As a binder used in the present invention, emulsion or latex of above urethane resins and above styrene-butadiene resins are preferred because these increase adhesion or stickiness to a plastic film.

As the crosslinking agent, glyoxal, methylol melamine, melamine formaldehyde resins, melamine urea resins, polyamine epichlorohydrin resins, polyamide epichlorohydrin resins, potassium persulfate, ammonium persulfate, sodium persulfate, ferric chloride, magnesium chloride, borax, boric acid, alum, ammonium chloride and the like may be listed as examples.

As the slipping agent, fatty acid metal salts such as zinc stearate, calcium stearate and the like, wax, silicone resins and the like may be cited.

As stabilizers in the present invention that impart oil resistance and the like to recorded images, 4,4’-butylidene (6-t-butyl-3-methylphenol), 2,2’-di-t-butyl-5,5’-dimethyl-4,4’-sulfonyl diphenol, 1,1,3-tris(2-methyl-4-hydroxy-5- cyclohexylphenyl) butane, 1,1,3-tris(2-methyl-4-hydroxy-5-t-butylphenyl) butane, 4-benzyloxy-4’-(2,3-epoxy-2-methyl propoxy)diphenylsulfone and the like may be used.
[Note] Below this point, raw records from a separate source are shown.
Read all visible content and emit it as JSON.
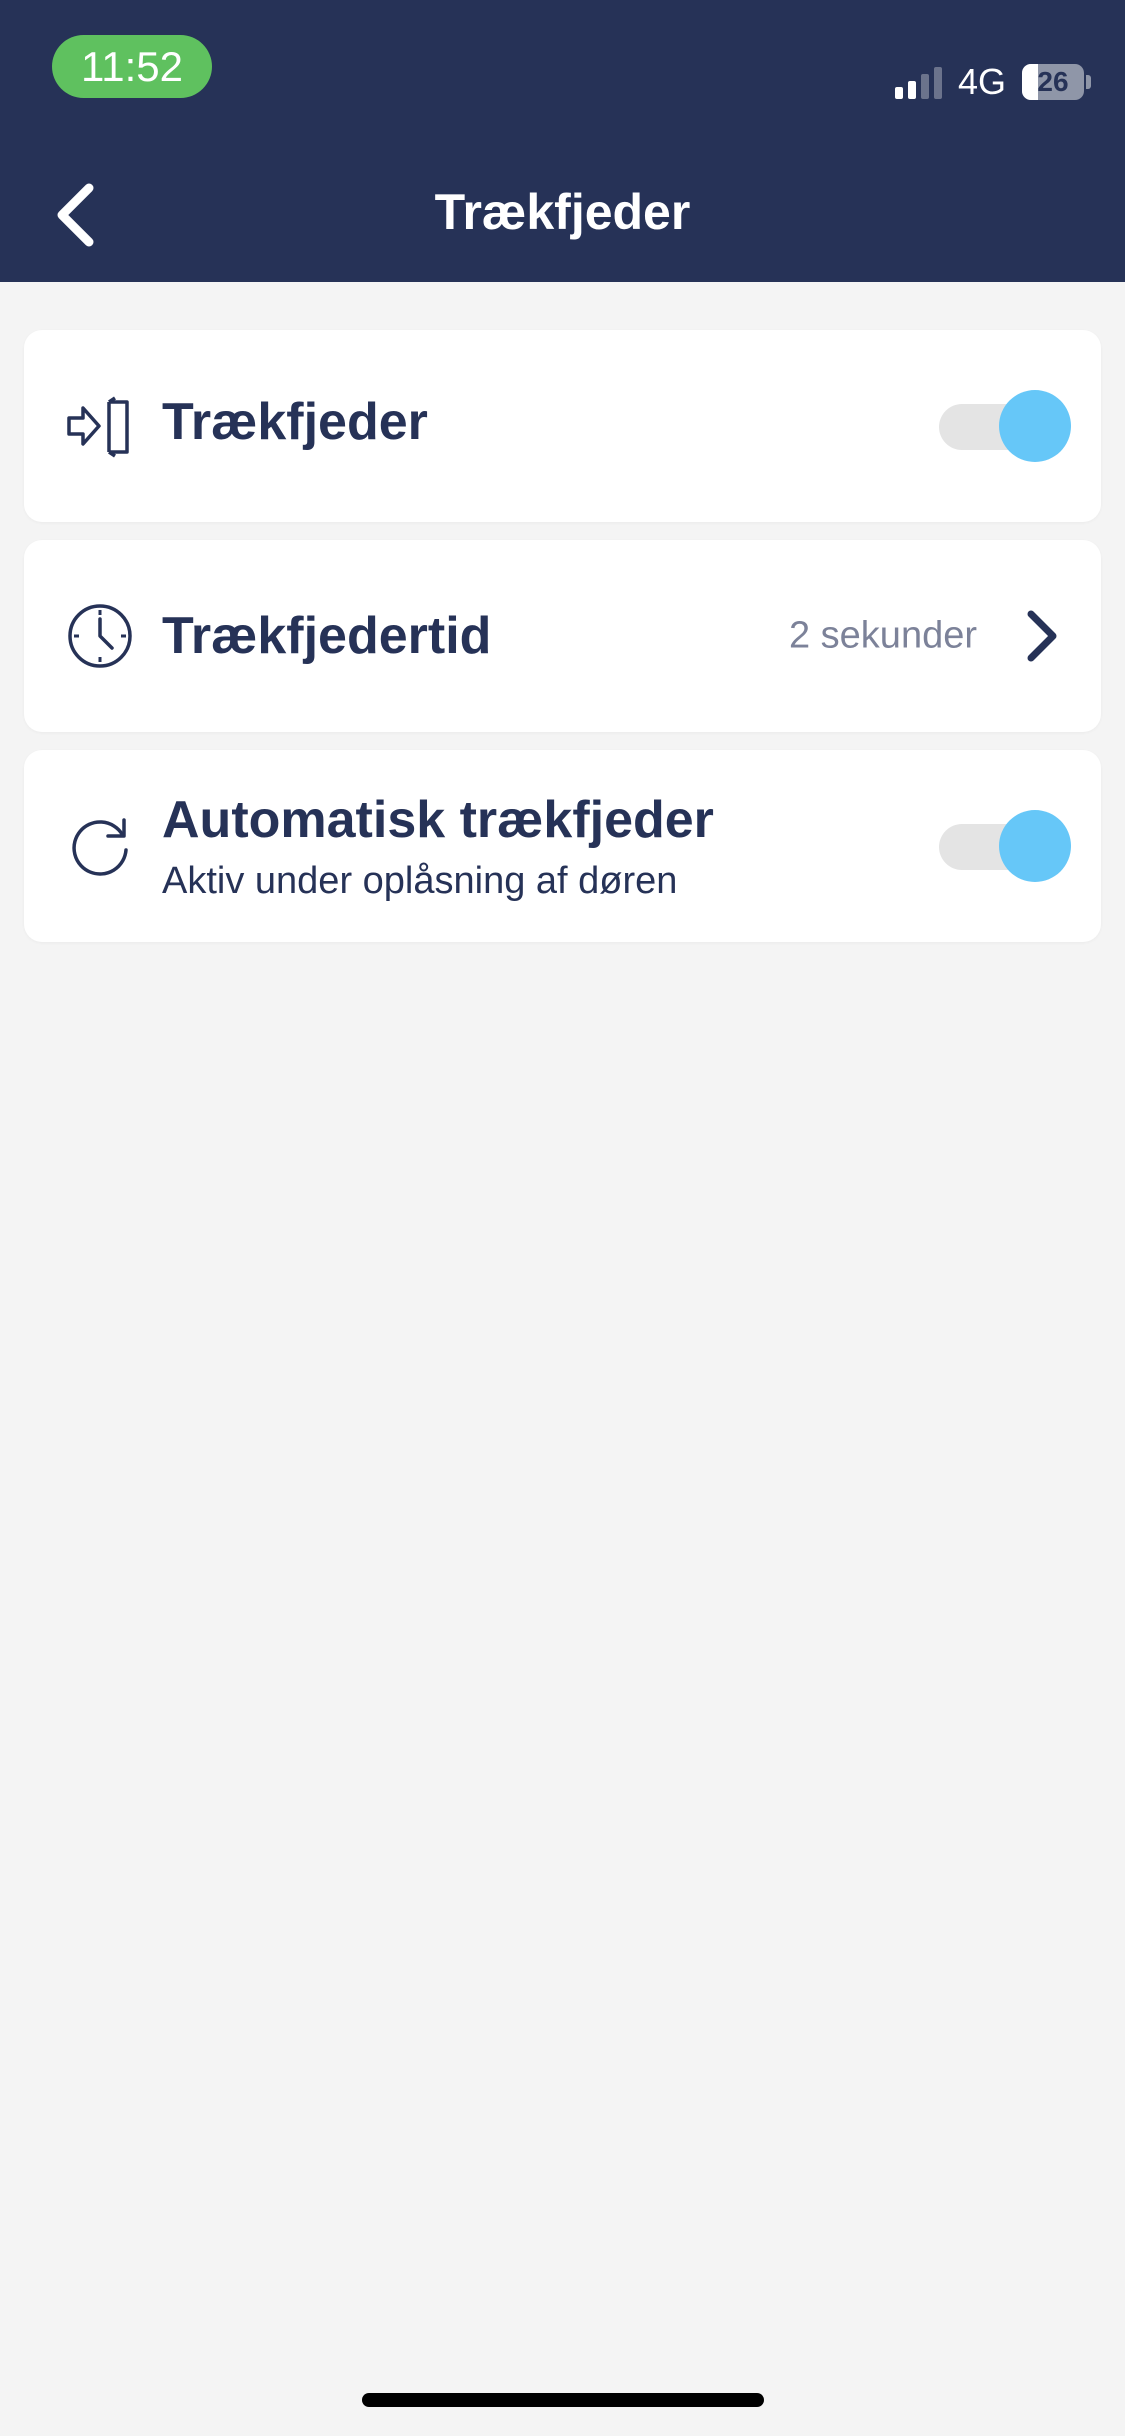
{
  "status_bar": {
    "time": "11:52",
    "network": "4G",
    "battery": "26",
    "battery_level": 0.26,
    "signal_bars_active": 2,
    "signal_bars_total": 4
  },
  "header": {
    "title": "Trækfjeder",
    "back_icon": "chevron-left-icon"
  },
  "settings": [
    {
      "icon": "door-enter-icon",
      "title": "Trækfjeder",
      "control": "toggle",
      "enabled": true
    },
    {
      "icon": "clock-icon",
      "title": "Trækfjedertid",
      "control": "disclosure",
      "value": "2 sekunder"
    },
    {
      "icon": "refresh-icon",
      "title": "Automatisk trækfjeder",
      "subtitle": "Aktiv under oplåsning af døren",
      "control": "toggle",
      "enabled": true
    }
  ],
  "colors": {
    "header_bg": "#263257",
    "text_primary": "#263257",
    "text_secondary": "#7c8299",
    "toggle_on": "#66c7f8",
    "toggle_track": "#e4e4e4",
    "time_pill": "#5fc15f",
    "page_bg": "#f4f4f4"
  }
}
In addition, UV absorption agents, such as benzophenone type and triazole type UV absorption agents dispersion agents, defoaming agents, oxidation inhibitors, fluorescent dye and the like may also be used.

The type and amount of the leuco dye, color developing agent, sensitizer, and other various ingredients used in the present invention are determined according to the performance and recording suitability required and are not particularly restricted. Ordinarily, however, in the thermosensitive recording layer, 0.5 to 10 parts of color developing agent, 0.5 to 20 parts of pigment, 0.1 to 10 parts of sensitizer, 0.01 to 10 parts of stabilizer and 0.01 to 10 parts of the other in gredients are used per one part of a leuco dye. 5 to 50 weight % of binder is suitably used in the solid content of the thermosensitive recording layer.

The leuco dye, the color developing agent and other materials added as needed are finely ground into particles with several microns or smaller in size, using a grinder or a suitable emulsification device such as ball mills, attriters, sand grinders and the like, and a coating solution is prepared by adding a binder and various additive materials depending on the objective. Water or alcohol and the like may be used as the solvent for preparing the coating solution, and the solid content of the coating solution is 20 to 40% by weight.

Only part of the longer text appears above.